Leider ist das Buch von Christiane F. und auch der Drogenkonsum kein Märchen und auch keine Traumnovelle (A. Schnitzler). Christiane F. oder irgend eine alltägliche Fixerin, könnte meine Mutter sein, meine Schwester. ODER ICH? Inzwischen ist sie ungefähr 45 Jahre alt. Den KAMPF gegen Drogen hat sie immer wieder von neuem geführt. Sie lebt noch, aber wie lange?


Uni-Umfrage zum Drogenkonsum
Zu dem Thema Drogen habe ich im letzten Studienjahr bei Dr. Ellen Tichy (Seminar „Landeskunde Deutschland“ an der Uni) ein Referat gehalten. Ich habe eine kleine spontane Umfrage namenlos über Drogen gemacht. Unglaublich, aber vier Personen der Gruppe (ca.12 Person) hatten schon Marihuana konsumiert, und es gab auch eine, die schon härtere Drogen ausprobiert hatte. Fast alle haben mit 15 oder mit 16 gekifft. Alle kannten die Arten von Drogen und ihre Wirkungen sehr gut: „Als Drogen bezeichnet man jene psychotrope Substanzen, beziehungsweise Stoffe, die durch ihre chemische Zusammensetzung auf das Gehirn, das Zentralnervensystem einwirken und dadurch auf das Denken, Fühlen, die Wahrnehmung und das Verhalten direkt Einfluss nehmen.” Die meisten kannten Extasy und Cannabis und haben fast so präzise definiert, dass es in einem Wörterbuch stehen könnte: „Partydroge, Tabletten in unterschiedlichen Größen, Farben. Wirkdauer 4-6 Stunden, dient als Stimmungsverstärker, vermindert das Hunger- und Durstgefühl, Tanzen bis zur totalen Erschöpfung, danach Lustlosigkeit; Cannabis wird auch als Sammelbegriff für Marihuana und Haschisch verwendet. Joint: mit Marihuana oder Haschisch gefüllte Zigarette”.

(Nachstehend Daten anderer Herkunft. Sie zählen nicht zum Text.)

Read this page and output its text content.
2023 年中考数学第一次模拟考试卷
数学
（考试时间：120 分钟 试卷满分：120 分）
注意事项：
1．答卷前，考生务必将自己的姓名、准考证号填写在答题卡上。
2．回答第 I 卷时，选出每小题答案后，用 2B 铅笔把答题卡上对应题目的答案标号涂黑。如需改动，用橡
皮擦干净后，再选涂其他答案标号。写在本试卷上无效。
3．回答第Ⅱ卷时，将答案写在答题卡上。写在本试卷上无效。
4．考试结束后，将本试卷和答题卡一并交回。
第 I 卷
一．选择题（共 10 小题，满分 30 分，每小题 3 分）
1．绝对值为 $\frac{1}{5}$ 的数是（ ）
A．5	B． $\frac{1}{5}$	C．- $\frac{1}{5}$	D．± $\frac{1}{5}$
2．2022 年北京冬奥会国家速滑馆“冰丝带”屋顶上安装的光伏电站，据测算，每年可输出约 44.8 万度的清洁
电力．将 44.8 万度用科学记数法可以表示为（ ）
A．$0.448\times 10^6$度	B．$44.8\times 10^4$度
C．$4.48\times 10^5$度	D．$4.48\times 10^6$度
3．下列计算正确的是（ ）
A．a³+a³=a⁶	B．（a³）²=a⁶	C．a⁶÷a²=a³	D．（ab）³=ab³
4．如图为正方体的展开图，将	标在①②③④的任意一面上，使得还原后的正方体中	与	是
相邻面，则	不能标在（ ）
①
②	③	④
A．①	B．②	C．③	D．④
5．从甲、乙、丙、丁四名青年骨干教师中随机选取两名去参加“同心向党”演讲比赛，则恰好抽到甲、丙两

Es wäre zu langweilig, wenn ich alle Informationen, die Studenten über Drogen angegeben hatten, weiter aufzählen würde. Die Stundenten sind (zu) gut über Drogen informiert und konsumieren sie trotzdem. Drogen lösen keine Probleme, sondern bringen neue Probleme. Das ist genau in der Prüfungszeit aktuell.